= Mary Elizabeth Bayer =

Mary Elizabeth Bayer

Mary Elizabeth Bayer (February 10, 1925 - September 7, 2005) was a Canadian civil servant, educator and community activist. Bayer was Manitoba's first woman Assistant Deputy Minister.

The daughter of Anne Farquharson Patteson and Granville Lovejoy Bayer, she was born in Edmonton, Alberta and grew up in Manitoba. Bayer graduated from Kelvin High School in Winnipeg in 1943. Bayer was the great-granddaughter of Edward Hay. She pioneered adult daytime television programming at the CBC. Bayer served as executive director of the Volunteer Bureau, the Manitoba Centennial Corporation and the Manitoba Arts Council.

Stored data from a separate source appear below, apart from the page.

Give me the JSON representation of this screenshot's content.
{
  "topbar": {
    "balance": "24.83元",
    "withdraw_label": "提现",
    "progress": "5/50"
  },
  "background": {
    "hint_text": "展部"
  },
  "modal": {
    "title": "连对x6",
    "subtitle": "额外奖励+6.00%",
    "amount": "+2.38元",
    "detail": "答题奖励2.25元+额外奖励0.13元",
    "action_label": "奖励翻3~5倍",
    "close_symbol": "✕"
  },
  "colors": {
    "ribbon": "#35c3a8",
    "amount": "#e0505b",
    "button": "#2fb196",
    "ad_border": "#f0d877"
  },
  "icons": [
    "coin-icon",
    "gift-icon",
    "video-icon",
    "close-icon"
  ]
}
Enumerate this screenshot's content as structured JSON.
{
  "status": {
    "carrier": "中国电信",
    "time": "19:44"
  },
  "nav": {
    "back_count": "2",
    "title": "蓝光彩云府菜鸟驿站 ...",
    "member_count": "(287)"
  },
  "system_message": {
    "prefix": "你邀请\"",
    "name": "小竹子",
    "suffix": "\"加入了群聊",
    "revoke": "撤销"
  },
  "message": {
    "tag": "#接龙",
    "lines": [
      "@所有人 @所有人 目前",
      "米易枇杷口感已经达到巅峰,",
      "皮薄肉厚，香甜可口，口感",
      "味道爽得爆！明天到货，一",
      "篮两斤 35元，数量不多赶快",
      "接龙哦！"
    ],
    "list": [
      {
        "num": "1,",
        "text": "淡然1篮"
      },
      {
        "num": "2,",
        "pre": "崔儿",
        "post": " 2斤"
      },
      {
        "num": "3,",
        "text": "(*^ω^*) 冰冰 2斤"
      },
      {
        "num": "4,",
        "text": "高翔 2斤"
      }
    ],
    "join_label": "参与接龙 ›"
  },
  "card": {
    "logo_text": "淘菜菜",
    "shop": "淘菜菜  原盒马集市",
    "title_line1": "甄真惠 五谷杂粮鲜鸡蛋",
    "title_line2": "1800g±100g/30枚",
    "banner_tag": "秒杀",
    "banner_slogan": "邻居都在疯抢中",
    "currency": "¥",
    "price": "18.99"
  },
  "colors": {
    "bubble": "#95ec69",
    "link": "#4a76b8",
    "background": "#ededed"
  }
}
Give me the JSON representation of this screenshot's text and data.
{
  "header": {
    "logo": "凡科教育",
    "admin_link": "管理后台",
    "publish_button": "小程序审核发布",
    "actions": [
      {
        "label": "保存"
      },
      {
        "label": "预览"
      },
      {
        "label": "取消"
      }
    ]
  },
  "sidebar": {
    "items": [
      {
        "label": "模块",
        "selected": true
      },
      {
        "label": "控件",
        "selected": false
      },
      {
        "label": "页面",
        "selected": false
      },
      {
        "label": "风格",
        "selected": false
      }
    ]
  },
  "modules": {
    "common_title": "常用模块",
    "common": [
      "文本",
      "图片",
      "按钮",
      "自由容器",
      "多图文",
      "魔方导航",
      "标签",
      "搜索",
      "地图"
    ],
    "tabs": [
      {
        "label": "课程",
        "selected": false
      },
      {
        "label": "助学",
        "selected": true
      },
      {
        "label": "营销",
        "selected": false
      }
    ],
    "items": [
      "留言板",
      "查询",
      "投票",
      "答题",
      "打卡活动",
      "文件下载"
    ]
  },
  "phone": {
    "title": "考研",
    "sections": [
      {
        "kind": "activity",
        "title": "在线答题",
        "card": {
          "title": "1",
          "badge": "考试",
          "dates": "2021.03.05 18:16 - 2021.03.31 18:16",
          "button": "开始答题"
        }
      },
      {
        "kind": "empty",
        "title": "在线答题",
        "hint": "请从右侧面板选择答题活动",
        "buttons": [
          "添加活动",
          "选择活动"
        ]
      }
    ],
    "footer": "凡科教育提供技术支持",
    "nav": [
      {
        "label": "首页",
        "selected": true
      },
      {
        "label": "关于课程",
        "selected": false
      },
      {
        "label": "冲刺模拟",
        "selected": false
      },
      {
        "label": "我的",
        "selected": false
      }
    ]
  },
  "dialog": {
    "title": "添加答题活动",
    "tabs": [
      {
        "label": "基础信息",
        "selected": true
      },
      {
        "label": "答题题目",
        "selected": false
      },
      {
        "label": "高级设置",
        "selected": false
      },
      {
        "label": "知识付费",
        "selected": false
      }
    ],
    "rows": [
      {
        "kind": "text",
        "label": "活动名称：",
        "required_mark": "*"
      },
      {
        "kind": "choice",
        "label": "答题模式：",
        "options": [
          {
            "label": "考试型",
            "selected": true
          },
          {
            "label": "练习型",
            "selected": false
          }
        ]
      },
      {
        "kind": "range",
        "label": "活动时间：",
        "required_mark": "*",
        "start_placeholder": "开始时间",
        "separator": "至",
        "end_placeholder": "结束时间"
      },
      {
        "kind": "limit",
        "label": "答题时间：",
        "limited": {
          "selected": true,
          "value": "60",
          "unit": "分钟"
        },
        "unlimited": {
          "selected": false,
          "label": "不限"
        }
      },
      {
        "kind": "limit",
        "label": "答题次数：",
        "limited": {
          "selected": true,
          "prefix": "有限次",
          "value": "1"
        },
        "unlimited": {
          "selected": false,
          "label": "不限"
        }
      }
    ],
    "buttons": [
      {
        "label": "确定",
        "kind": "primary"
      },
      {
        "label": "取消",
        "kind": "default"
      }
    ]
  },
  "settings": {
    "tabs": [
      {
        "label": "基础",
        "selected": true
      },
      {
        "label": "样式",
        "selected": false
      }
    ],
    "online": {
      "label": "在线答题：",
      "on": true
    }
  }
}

She was first president of Heritage Winnipeg and also served as president of Heritage Canada. She was a member of the Confederation Centre of the Arts in Charlottetown and the Canadian commission for UNESCO. She also served on the national executive for the Girl Guides of Canada. She was Assistant Deputy Minister in Manitoba for Culture & Heritage.

Bayer retired to Victoria in 1980. She was chair of the Greater Victoria Library Board and of the British Columbia Heritage Society. She also served on the executive of the Provincial Capital Commission. In 1994, she was named a member of the Order of Canada. She died on September 7, 2005 in Victoria. She was recognized for Lifetime Achievement by the YWCA Women of Distinction program.

Bayer also published a number of collections of poetry, including Faces of Love. Her text was used in the opera Grant, Warden of the Plains by Murray Adaskin.